Parkinson's disease (PD) is the most common neurodegenerative movement disorder, and it shares many common features, such as aberrant protein aggregation, with a broader spectrum of neurodegenerative diseases. Despite the knowledge that the loss of specific dopaminergic neurons in the midbrain is largely responsible for many of the clinical presentations of PD, there are significant unknowns about the mechanisms that lead to neuronal death. Genetic studies have identified new mutations and gene defects that can be responsible for disease. Although familial PD is relatively rare, these genetic findings have led to critical insights toward understanding the underlying cause of disease and they may begin to define important biological pathways involving the interaction of these gene products. The identification of mutations in the alpha-synuclein gene has revealed that this protein is the major component of disease-characteristic inclusions known as Lewy bodies. Furthermore, various types of alpha-synuclein filamentous inclusions have been shown to be involved in the etiology of many neurodegenerative diseases. However, there is evidence to suggest that the formation of these mature inclusions and/or the small oligomers, which can take the appearance of "spheres", can be involved in degeneration. In this proposal, the novel (E46K) mutation in alpha-synuclein, previously identified mutants and the wild-type protein will be studied in vitro, in tissue culture paradigms and in transgenic mice to investigate the molecular interactions and mechansims that lead to the aberrant polymerization of alpha-synuclein. The role of small polymeric "sphere" compared to mature filamentous inclusions in the disease process will be assessed. Defects in the DJ-1 gene have been linked to PD or PD-like disease, and an interactive pathogenic link between DJ-1 and alpha-synuclein, perhaps involving oxidative stress mechanisms, in normal and disease state will be evaluated. These findings should provide important information as to the directions for planning for effective therapeutic approaches.

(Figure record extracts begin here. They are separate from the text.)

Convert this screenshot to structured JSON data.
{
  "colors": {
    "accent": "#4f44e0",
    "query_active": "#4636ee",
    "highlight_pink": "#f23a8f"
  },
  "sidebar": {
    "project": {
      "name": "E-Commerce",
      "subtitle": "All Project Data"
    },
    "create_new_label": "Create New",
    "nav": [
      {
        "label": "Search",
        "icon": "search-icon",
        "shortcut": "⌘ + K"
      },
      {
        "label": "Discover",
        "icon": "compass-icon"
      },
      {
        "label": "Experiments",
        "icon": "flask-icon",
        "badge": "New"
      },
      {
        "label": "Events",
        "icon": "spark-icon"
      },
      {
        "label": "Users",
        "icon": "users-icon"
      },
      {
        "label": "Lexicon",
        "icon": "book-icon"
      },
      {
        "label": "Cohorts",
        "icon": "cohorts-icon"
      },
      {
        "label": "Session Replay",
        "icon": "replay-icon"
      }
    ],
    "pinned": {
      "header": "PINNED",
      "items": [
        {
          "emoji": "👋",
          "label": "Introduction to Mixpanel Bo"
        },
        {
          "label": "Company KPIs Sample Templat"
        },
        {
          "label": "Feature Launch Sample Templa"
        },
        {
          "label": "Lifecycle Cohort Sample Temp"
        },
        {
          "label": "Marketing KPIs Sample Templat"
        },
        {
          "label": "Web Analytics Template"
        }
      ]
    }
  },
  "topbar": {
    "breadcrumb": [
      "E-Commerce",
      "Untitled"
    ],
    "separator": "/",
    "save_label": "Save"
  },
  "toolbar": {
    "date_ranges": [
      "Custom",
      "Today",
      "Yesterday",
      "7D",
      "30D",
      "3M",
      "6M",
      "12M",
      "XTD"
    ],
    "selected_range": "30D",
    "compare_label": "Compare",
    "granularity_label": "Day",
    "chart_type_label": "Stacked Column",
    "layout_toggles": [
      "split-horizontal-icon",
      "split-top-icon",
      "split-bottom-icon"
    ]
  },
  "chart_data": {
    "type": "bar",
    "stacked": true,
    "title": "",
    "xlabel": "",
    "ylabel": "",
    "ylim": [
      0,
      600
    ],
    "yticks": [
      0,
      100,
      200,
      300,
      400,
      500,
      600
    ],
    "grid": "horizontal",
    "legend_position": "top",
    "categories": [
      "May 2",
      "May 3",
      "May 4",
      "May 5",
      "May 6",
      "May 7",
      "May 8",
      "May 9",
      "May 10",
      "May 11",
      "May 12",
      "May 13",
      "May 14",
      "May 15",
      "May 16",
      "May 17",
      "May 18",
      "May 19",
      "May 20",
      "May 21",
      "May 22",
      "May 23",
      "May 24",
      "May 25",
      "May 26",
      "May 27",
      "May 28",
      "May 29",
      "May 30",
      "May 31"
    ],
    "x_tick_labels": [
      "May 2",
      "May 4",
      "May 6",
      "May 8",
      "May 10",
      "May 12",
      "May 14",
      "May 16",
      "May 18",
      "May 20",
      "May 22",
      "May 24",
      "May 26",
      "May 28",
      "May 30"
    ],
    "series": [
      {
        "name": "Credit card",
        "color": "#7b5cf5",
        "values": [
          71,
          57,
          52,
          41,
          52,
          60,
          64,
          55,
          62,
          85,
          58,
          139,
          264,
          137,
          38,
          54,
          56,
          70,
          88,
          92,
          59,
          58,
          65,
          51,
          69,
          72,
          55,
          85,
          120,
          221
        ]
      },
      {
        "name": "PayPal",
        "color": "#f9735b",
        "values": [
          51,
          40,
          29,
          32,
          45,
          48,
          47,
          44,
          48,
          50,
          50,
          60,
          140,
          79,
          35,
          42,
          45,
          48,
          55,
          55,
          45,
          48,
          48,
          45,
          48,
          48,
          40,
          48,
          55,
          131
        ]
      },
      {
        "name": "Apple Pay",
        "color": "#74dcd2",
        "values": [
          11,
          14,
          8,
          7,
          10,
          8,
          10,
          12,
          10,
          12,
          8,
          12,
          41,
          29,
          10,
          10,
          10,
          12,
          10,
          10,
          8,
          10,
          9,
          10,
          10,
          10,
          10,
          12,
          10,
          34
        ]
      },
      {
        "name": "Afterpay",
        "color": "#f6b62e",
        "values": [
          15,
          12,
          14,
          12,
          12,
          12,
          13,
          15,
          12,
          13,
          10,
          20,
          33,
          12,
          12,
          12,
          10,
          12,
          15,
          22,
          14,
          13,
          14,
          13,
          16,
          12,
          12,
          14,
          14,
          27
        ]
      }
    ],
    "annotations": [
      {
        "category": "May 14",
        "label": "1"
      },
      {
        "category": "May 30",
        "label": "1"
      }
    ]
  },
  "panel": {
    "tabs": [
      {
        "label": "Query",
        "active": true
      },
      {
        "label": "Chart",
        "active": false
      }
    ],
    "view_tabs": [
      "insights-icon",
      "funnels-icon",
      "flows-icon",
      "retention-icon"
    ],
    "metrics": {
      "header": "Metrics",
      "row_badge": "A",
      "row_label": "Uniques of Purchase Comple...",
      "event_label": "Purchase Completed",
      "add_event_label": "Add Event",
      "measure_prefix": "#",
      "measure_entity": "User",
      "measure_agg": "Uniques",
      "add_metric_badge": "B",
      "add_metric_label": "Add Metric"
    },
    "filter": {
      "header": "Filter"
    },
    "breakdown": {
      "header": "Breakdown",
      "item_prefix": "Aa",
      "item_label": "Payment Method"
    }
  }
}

帕金森氏病（PD）是最常见的神经退行性运动障碍，它具有许多常见特征，例如异常的蛋白质聚集，并具有更广泛的神经退行性疾病。尽管知道中脑中特定多巴胺能神经元的丧失主要是PD的许多临床表现，但关于导致神经元死亡的机制有很大的未知。遗传研究已经确定了可能导致疾病的新突变和基因缺陷。尽管家族性PD相对较少，但这些遗传发现导致了了解理解疾病根本原因的关键见解，它们可能开始定义重要 涉及这些基因产物相互作用的生物途径。 α-突触核蛋白基因突变的鉴定表明，该蛋白是疾病特征的夹杂物的主要组成部分，称为Lewy身体。此外，已证明各种类型的α-突触核蛋白丝状夹杂物与许多神经退行性疾病的病因有关。但是，有证据表明，这些成熟的夹杂物和/或小的低聚物的形成可能会涉及“球体”的外观。在该提案中，将在组织中研究α-突变核蛋白的新颖（E46K）突变，先前鉴定出的突变体和野生型蛋白 培养范例和转基因小鼠，研究导致α-核蛋白异常聚合的分子相互作用和机甲。与疾病过程中小型聚合物“球”与成熟丝状包裹体相比的作用将得到评估。 DJ-1基因中的缺陷与PD或PD样疾病有关，并且将评估DJ-1和α-核蛋白之间的相互作用致病联系，可能涉及正常和疾病状态下的氧化应激机制。这些发现应该 提供有关计划有效治疗方法的指示的重要信息。